Les critères restent les mêmes que pour les adultes : savoir assaisonner et cuire correctement. Les enfants ont d'ailleurs eu pratiquement les mêmes épreuves que leurs aînés. Elles ont juste été un peu adaptées et nécessitaient moins de technique. Mais savoir cuire les aliments est déjà un geste technique et certains petits ont été brillants. En fait, je n'imaginais pas un tel engouement des enfants pour la cuisine possible. Je crois que ça a été ma plus grande surprise.

Acceptaient-ils facilement la critique ?
Oui. Un seul enfant était persuadé d'être le meilleur. A un moment, il a mal pris que nous lui disions le contraire. Il s'est donc crispé dans un premier temps avant de comprendre nos remarques. Mais je l'ai trouvé très touchant. J'aime cette combativité, cette réaction d'orgueil. Cela fera peut-être de lui un grand chef plus tard car il faut du tempérament pour être cuisinier !

Avaient-ils l'air intimidés par vous ?
Pas vraiment. Ils étaient dans l'ensemble très spontanés. En revanche, ils se sont montrés inquiets au moment de la dégustation ; ils savaient déjà que la seule vérité est celle de l'assiette. Nous étions présents pour les encourager mais aussi pour les former et les faire progresser. Parfois, nous avons dû dire à certains que leur plat n'était pas au niveau de celui des autres.

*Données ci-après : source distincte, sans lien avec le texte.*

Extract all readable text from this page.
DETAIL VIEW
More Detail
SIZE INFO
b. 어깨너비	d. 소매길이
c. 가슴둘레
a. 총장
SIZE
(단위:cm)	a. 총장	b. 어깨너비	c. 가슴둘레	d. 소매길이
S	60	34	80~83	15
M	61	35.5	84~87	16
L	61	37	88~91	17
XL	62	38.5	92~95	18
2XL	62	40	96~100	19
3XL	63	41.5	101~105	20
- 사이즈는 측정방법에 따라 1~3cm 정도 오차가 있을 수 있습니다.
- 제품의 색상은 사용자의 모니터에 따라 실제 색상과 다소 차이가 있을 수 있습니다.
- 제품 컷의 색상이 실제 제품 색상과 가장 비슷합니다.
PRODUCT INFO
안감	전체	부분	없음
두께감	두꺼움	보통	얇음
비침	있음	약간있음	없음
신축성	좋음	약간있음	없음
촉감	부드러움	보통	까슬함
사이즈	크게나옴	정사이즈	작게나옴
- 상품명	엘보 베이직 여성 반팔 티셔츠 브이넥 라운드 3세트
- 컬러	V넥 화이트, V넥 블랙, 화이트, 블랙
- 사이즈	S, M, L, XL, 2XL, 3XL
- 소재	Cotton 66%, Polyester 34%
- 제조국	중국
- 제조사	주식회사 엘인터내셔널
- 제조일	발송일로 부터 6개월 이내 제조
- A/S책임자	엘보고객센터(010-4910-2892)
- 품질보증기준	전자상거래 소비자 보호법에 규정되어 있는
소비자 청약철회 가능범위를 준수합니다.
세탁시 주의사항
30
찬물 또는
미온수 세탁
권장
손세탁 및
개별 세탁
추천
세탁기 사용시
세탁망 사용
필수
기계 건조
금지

Cette tâche était-elle facile ?
Non, au contraire ! Nous ne devions pas les démotiver mais enrichir leur envie de devenir cuisinier. Il a fallu que je travaille mon vocabulaire pour formuler des critiques plus douces. Au final, il suffisait souvent de leur faire goûter leur préparation pour qu'ils comprennent les défauts de leur assiette. Pendant les épreuves, nous sommes aussi beaucoup passés à côté d'eux pour voir les produits qu'ils voulaient associer, leur rappeler des règles de base... Nous étions dans un vrai travail de pédagogie, dans la transmission. Et nous avons toujours souligné les beaux gestes et les qualités.

Comment ces jeunes candidats ont-ils commencé à cuisiner ?
Cette envie est souvent venue des parents. Mais il y avait toutes sortes de profils, du père de famille qui cuisine dans son quotidien à la mère bloggeuse qui achète tous les appareils de cuisine ! D'autres parents n'étaient pas particulièrement intéressés, mais accompagnaient simplement la passion de leur enfant.

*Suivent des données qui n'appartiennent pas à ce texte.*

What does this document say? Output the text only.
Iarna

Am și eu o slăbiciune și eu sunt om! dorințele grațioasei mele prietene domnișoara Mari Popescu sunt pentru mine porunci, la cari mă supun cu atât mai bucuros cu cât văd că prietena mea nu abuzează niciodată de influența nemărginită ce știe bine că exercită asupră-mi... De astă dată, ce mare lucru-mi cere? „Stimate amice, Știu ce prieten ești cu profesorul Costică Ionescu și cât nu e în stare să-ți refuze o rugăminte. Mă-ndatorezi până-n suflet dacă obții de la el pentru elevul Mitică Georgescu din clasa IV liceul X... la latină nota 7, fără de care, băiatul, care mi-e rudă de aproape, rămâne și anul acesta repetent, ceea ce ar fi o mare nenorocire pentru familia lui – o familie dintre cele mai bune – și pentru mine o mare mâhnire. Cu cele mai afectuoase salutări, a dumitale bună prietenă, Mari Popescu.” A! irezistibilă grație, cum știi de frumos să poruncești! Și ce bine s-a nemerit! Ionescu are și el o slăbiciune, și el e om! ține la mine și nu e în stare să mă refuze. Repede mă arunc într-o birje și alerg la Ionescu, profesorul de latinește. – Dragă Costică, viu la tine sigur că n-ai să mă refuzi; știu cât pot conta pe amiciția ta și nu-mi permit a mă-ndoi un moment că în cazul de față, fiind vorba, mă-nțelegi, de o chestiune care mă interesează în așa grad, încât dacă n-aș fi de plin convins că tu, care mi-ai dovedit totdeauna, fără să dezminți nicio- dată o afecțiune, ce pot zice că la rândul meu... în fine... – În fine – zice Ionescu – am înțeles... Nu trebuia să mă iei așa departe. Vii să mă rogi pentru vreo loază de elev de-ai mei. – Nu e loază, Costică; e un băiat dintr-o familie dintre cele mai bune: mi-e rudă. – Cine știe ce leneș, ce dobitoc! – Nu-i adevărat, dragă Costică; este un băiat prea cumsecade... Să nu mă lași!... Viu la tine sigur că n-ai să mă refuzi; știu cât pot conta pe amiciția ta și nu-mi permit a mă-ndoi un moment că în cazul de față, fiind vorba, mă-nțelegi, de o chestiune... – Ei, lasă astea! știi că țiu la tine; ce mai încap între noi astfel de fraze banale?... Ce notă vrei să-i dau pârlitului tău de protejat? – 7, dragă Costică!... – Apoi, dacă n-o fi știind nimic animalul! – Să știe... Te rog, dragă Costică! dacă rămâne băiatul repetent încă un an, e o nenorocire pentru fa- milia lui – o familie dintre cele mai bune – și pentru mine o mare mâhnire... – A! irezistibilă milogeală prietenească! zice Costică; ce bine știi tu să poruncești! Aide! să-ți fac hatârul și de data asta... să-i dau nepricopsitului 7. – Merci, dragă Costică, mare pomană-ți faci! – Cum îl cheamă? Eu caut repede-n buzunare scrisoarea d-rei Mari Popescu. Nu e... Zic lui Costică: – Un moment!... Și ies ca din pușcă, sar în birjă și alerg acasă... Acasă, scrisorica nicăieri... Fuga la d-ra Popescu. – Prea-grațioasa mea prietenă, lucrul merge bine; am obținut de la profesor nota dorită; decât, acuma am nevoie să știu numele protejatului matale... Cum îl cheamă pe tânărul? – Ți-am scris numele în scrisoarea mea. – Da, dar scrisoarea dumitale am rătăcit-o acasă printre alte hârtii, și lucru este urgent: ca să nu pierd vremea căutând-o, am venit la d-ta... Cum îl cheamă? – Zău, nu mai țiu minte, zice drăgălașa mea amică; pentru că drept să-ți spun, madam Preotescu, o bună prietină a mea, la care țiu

L'engouement pour la cuisine vous semble-t-il récent chez les enfants ?
La diffusion de programmes sur différentes chaînes accompagne, ou même devance, un certain intérêt. A l'école aussi, de plus en plus de cantines font de la pédagogie autour des repas et de l'alimentation. Dans celle de mes enfants par exemple, tout est cuisiné sur place, tout est bio. Mais il reste encore un gros travail à faire car nous avons accumulé beaucoup de retard en la matière.

Vos enfants de 6 et 12 ans auraient-ils pu participer à cette émission de cuisine ?
Ils ne s'y intéressent absolument pas, même si ma fille dit souvent : «Papa est amoureux de la cuisine». En revanche, ils sont curieux et s'efforcent de goûter à tout. C'est tout ce que je leur demande.